In 1981, Lam, too weak to paint, asked Césaire to resume work on “Annonciation,” a series of etchings that he had started in 1969. Responding to the painter’s request, Césaire wrote a poem for each one. The etchings were finally published in 1982, in Italy. Shortly after, Césaire’s poems inspired by Lam’s work were published by Le Seuil in Moi, Laminaire. This exhibition brings together these powerful engravings with the ten poems.

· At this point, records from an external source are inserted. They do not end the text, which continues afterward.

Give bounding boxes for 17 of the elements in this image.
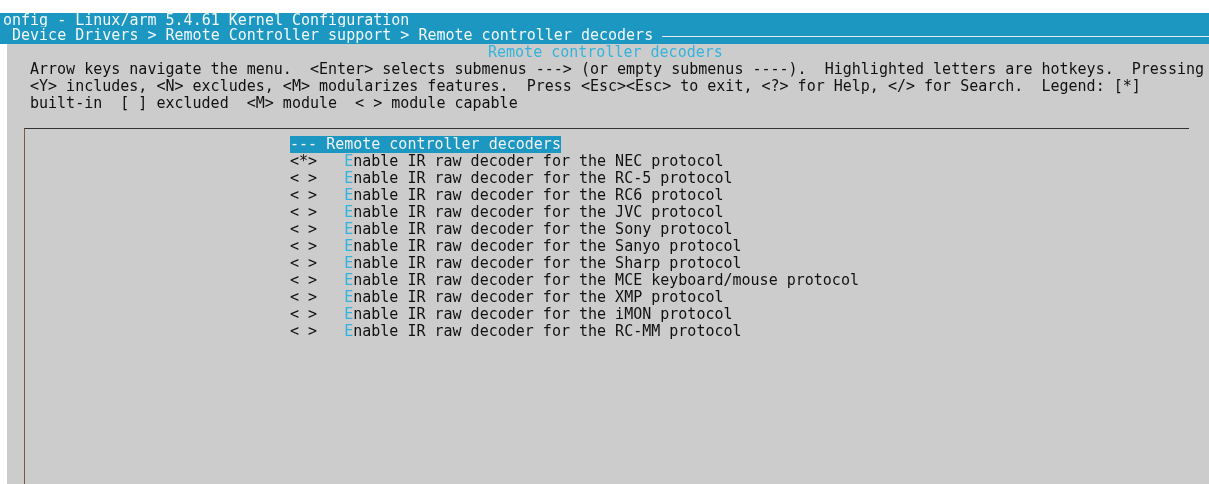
menu-option[interactable]: < > Enable IR raw decoder for the RC-MM protocol [290, 323, 742, 340]
help-text: built-in [ ] excluded <M> module < > module capable [30, 95, 518, 112]
menu-option[interactable]: <*> Enable IR raw decoder for the NEC protocol [290, 153, 724, 170]
menu-option[interactable]: < > Enable IR raw decoder for the iMON protocol [290, 306, 733, 323]
breadcrumb: Device Drivers > Remote Controller support > Remote controller decoders [12, 27, 654, 44]
menu-option[interactable]: < > Enable IR raw decoder for the RC-5 protocol [290, 170, 733, 187]
menu-option[interactable]: < > Enable IR raw decoder for the XMP protocol [290, 289, 724, 306]
window-title: onfig - Linux/arm 5.4.61 Kernel Configuration [2, 13, 410, 27]
menu-option[interactable]: < > Enable IR raw decoder for the JVC protocol [290, 204, 724, 221]
menu-option[interactable]: < > Enable IR raw decoder for the Sanyo protocol [290, 238, 742, 255]
menu-option[interactable]: < > Enable IR raw decoder for the MCE keyboard/mouse protocol [290, 272, 859, 289]
help-text: Arrow keys navigate the menu. <Enter> selects submenus ---> (or empty submenus ----). Highlighted letters are hotkeys. Pressing [30, 61, 1204, 78]
menu-option[interactable]: < > Enable IR raw decoder for the Sony protocol [290, 221, 733, 238]
menu-option[interactable]: < > Enable IR raw decoder for the Sharp protocol [290, 255, 742, 272]
dialog-title: Remote controller decoders [488, 43, 723, 61]
help-text: <Y> includes, <N> excludes, <M> modularizes features. Press <Esc><Esc> to exit, <?> for Help, </> for Search. Legend: [*] [30, 78, 1141, 95]
menu-option[interactable]: < > Enable IR raw decoder for the RC6 protocol [290, 187, 724, 204]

It also presents some of the major works Lam created after his return to Cuba, masterpieces housed in museums and private collections around the world, and unpublished work by Césaire (1941-45), contemporaneous with “The Jungle” and his first meeting with Lam.

Césaire / Picasso: Aimé Césaire and Pablo Picasso met for the first time at the Peace Congress in Wroclaw in 1948. In 1950, a collection of ten poems by Césaire, illustrated by thirty-two etchings by Picasso, was published as Corps perdu. The frontispiece is of a black man wearing a laurel wreath in profile, entitled “Crowned Poet,” a symbolic reference to Césaire himself. It was used for the poster for the first congress of black writers and artists that Présence africaine organized at the Sorbonne in 1956.

Picasso / Lam:  “I have never been wrong about you. You’re a painter. That is why the first time we met I said you reminded me of someone: me” (Picasso to Lam).  When Lam left Spain in 1938, he was welcomed in Paris by Pablo Picasso who introduced him to Mirò, Breton, Éluard, Zervos, Kahnweiler, Pierre Loeb, and others. It was a fruitful encounter and the two shared a language in common, prompting Picasso to say: “Lam, I think that you have my blood in you, you must be one of my relations, a primo, a cousin.”